Blooming bonsai

Marais du Toit's wisteria bonsai tree which sprouts colourful flowers for two weeks every spring.

A Parklands man’s wisteria bonsai tree sprouts flowers for two weeks during spring.

Marais du Toit’s passion for bonsai trees began more than 40 years ago.

Every year around this time, Marais, 69, looks forward to seeing his wisteria bonsai sprout magnificent blueish purple flowers.

He nurtured the tree from a seed 30 years ago. Perched on a table in a corner of his small garden, it stands in all its glory. “It looks good for about two-and-a-half weeks; then it’s done,” he says. “It didn’t flower until after 25 years. Now it blooms every year around spring time.”

The wisteria is one of five bonsai trees in his garden. Among the others are hawthorne and Chinese elm.

Marais’s interest in bonsai dates back to the 1970s. He was drawn to it, he says, “just because it was different”.

But working in retail all his life made it difficult to join bonsai clubs or go for courses on how to grow them so instead he stuck his nose in plenty of books on the subject and “qualified by experience.”

A tree in a pot does not make a bonsai, he says. He believes there’s a “romance” to growing each bonsai, whether it be from seed, a cutting or dug up from nature.

Marais moved with his wife, Sally, and five bonsai from Rhodesia to Pretoria in 1979.

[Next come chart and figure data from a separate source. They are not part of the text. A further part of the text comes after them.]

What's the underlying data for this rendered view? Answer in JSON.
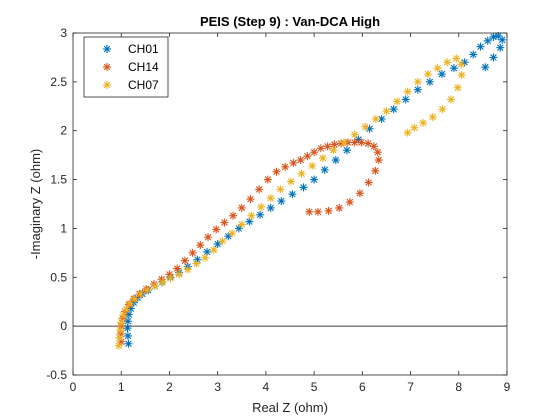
{
  "chart_data": {
    "type": "scatter",
    "title": "PEIS (Step 9) : Van-DCA High",
    "xlabel": "Real Z (ohm)",
    "ylabel": "-Imaginary Z (ohm)",
    "xlim": [
      0,
      9
    ],
    "ylim": [
      -0.5,
      3
    ],
    "xticks": [
      0,
      1,
      2,
      3,
      4,
      5,
      6,
      7,
      8,
      9
    ],
    "yticks": [
      -0.5,
      0,
      0.5,
      1,
      1.5,
      2,
      2.5,
      3
    ],
    "xtick_labels": [
      "0",
      "1",
      "2",
      "3",
      "4",
      "5",
      "6",
      "7",
      "8",
      "9"
    ],
    "ytick_labels": [
      "-0.5",
      "0",
      "0.5",
      "1",
      "1.5",
      "2",
      "2.5",
      "3"
    ],
    "grid": false,
    "reference_line_y": 0,
    "legend_position": "top-left",
    "marker": "asterisk",
    "series": [
      {
        "name": "CH01",
        "color": "#0072BD",
        "points": [
          [
            1.15,
            -0.18
          ],
          [
            1.14,
            -0.1
          ],
          [
            1.13,
            -0.02
          ],
          [
            1.14,
            0.05
          ],
          [
            1.16,
            0.12
          ],
          [
            1.2,
            0.18
          ],
          [
            1.26,
            0.24
          ],
          [
            1.34,
            0.29
          ],
          [
            1.44,
            0.33
          ],
          [
            1.56,
            0.37
          ],
          [
            1.7,
            0.41
          ],
          [
            1.85,
            0.45
          ],
          [
            2.02,
            0.5
          ],
          [
            2.2,
            0.55
          ],
          [
            2.38,
            0.61
          ],
          [
            2.58,
            0.68
          ],
          [
            2.78,
            0.76
          ],
          [
            3.0,
            0.84
          ],
          [
            3.22,
            0.92
          ],
          [
            3.44,
            1.0
          ],
          [
            3.66,
            1.07
          ],
          [
            3.88,
            1.14
          ],
          [
            4.1,
            1.21
          ],
          [
            4.32,
            1.28
          ],
          [
            4.55,
            1.35
          ],
          [
            4.78,
            1.42
          ],
          [
            5.0,
            1.5
          ],
          [
            5.22,
            1.6
          ],
          [
            5.45,
            1.7
          ],
          [
            5.68,
            1.8
          ],
          [
            5.92,
            1.91
          ],
          [
            6.15,
            2.02
          ],
          [
            6.4,
            2.12
          ],
          [
            6.65,
            2.22
          ],
          [
            6.9,
            2.32
          ],
          [
            7.15,
            2.42
          ],
          [
            7.4,
            2.5
          ],
          [
            7.65,
            2.58
          ],
          [
            7.9,
            2.64
          ],
          [
            8.12,
            2.7
          ],
          [
            8.3,
            2.78
          ],
          [
            8.45,
            2.86
          ],
          [
            8.6,
            2.92
          ],
          [
            8.72,
            2.96
          ],
          [
            8.82,
            2.97
          ],
          [
            8.9,
            2.93
          ],
          [
            8.86,
            2.85
          ],
          [
            8.72,
            2.75
          ],
          [
            8.55,
            2.65
          ]
        ]
      },
      {
        "name": "CH14",
        "color": "#D95319",
        "points": [
          [
            1.0,
            -0.16
          ],
          [
            0.99,
            -0.08
          ],
          [
            1.0,
            0.0
          ],
          [
            1.03,
            0.08
          ],
          [
            1.08,
            0.15
          ],
          [
            1.16,
            0.22
          ],
          [
            1.26,
            0.28
          ],
          [
            1.38,
            0.33
          ],
          [
            1.52,
            0.38
          ],
          [
            1.68,
            0.43
          ],
          [
            1.84,
            0.48
          ],
          [
            2.0,
            0.53
          ],
          [
            2.16,
            0.59
          ],
          [
            2.32,
            0.67
          ],
          [
            2.48,
            0.75
          ],
          [
            2.64,
            0.83
          ],
          [
            2.8,
            0.91
          ],
          [
            2.97,
            0.99
          ],
          [
            3.14,
            1.06
          ],
          [
            3.32,
            1.13
          ],
          [
            3.5,
            1.21
          ],
          [
            3.68,
            1.3
          ],
          [
            3.86,
            1.4
          ],
          [
            4.04,
            1.5
          ],
          [
            4.22,
            1.58
          ],
          [
            4.4,
            1.63
          ],
          [
            4.57,
            1.67
          ],
          [
            4.72,
            1.7
          ],
          [
            4.86,
            1.74
          ],
          [
            5.0,
            1.78
          ],
          [
            5.14,
            1.82
          ],
          [
            5.28,
            1.84
          ],
          [
            5.42,
            1.86
          ],
          [
            5.56,
            1.87
          ],
          [
            5.7,
            1.88
          ],
          [
            5.84,
            1.88
          ],
          [
            5.98,
            1.88
          ],
          [
            6.12,
            1.87
          ],
          [
            6.24,
            1.84
          ],
          [
            6.32,
            1.78
          ],
          [
            6.34,
            1.7
          ],
          [
            6.27,
            1.59
          ],
          [
            6.13,
            1.47
          ],
          [
            5.95,
            1.36
          ],
          [
            5.74,
            1.27
          ],
          [
            5.52,
            1.21
          ],
          [
            5.3,
            1.18
          ],
          [
            5.08,
            1.17
          ],
          [
            4.9,
            1.17
          ]
        ]
      },
      {
        "name": "CH07",
        "color": "#EDB120",
        "points": [
          [
            0.95,
            -0.2
          ],
          [
            0.96,
            -0.12
          ],
          [
            0.98,
            -0.04
          ],
          [
            1.0,
            0.04
          ],
          [
            1.04,
            0.11
          ],
          [
            1.1,
            0.17
          ],
          [
            1.18,
            0.23
          ],
          [
            1.28,
            0.28
          ],
          [
            1.4,
            0.33
          ],
          [
            1.54,
            0.37
          ],
          [
            1.7,
            0.41
          ],
          [
            1.86,
            0.45
          ],
          [
            2.02,
            0.49
          ],
          [
            2.2,
            0.53
          ],
          [
            2.38,
            0.58
          ],
          [
            2.56,
            0.64
          ],
          [
            2.74,
            0.7
          ],
          [
            2.92,
            0.78
          ],
          [
            3.1,
            0.87
          ],
          [
            3.3,
            0.95
          ],
          [
            3.5,
            1.04
          ],
          [
            3.7,
            1.13
          ],
          [
            3.9,
            1.22
          ],
          [
            4.1,
            1.31
          ],
          [
            4.3,
            1.4
          ],
          [
            4.52,
            1.48
          ],
          [
            4.74,
            1.56
          ],
          [
            4.96,
            1.64
          ],
          [
            5.18,
            1.72
          ],
          [
            5.4,
            1.8
          ],
          [
            5.62,
            1.88
          ],
          [
            5.84,
            1.96
          ],
          [
            6.06,
            2.04
          ],
          [
            6.28,
            2.12
          ],
          [
            6.5,
            2.2
          ],
          [
            6.72,
            2.3
          ],
          [
            6.94,
            2.4
          ],
          [
            7.15,
            2.5
          ],
          [
            7.36,
            2.58
          ],
          [
            7.56,
            2.64
          ],
          [
            7.76,
            2.7
          ],
          [
            7.95,
            2.74
          ],
          [
            8.05,
            2.68
          ],
          [
            8.06,
            2.57
          ],
          [
            7.98,
            2.44
          ],
          [
            7.84,
            2.32
          ],
          [
            7.66,
            2.22
          ],
          [
            7.46,
            2.14
          ],
          [
            7.26,
            2.08
          ],
          [
            7.08,
            2.03
          ],
          [
            6.94,
            1.98
          ]
        ]
      }
    ]
  }
}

He recalls the laborious task of transporting the trees by car. The roots had to be removed from the soil and washed clean because South Africa didn’t allow soil in from other countries. The roots were sealed in a plastic bag with vermiculite and water and then bagged again.

His beloved bonsai had to spend six weeks in quarantine in Pretoria before Marais could fetch them. Only one of those trees is still living today.

As Marais speaks, he busies himself removing weeds from the bonsai plants which all stand in water basins.

“You’ve got to be ready to be a parent, and you need to understand what it means to nurture,” he says.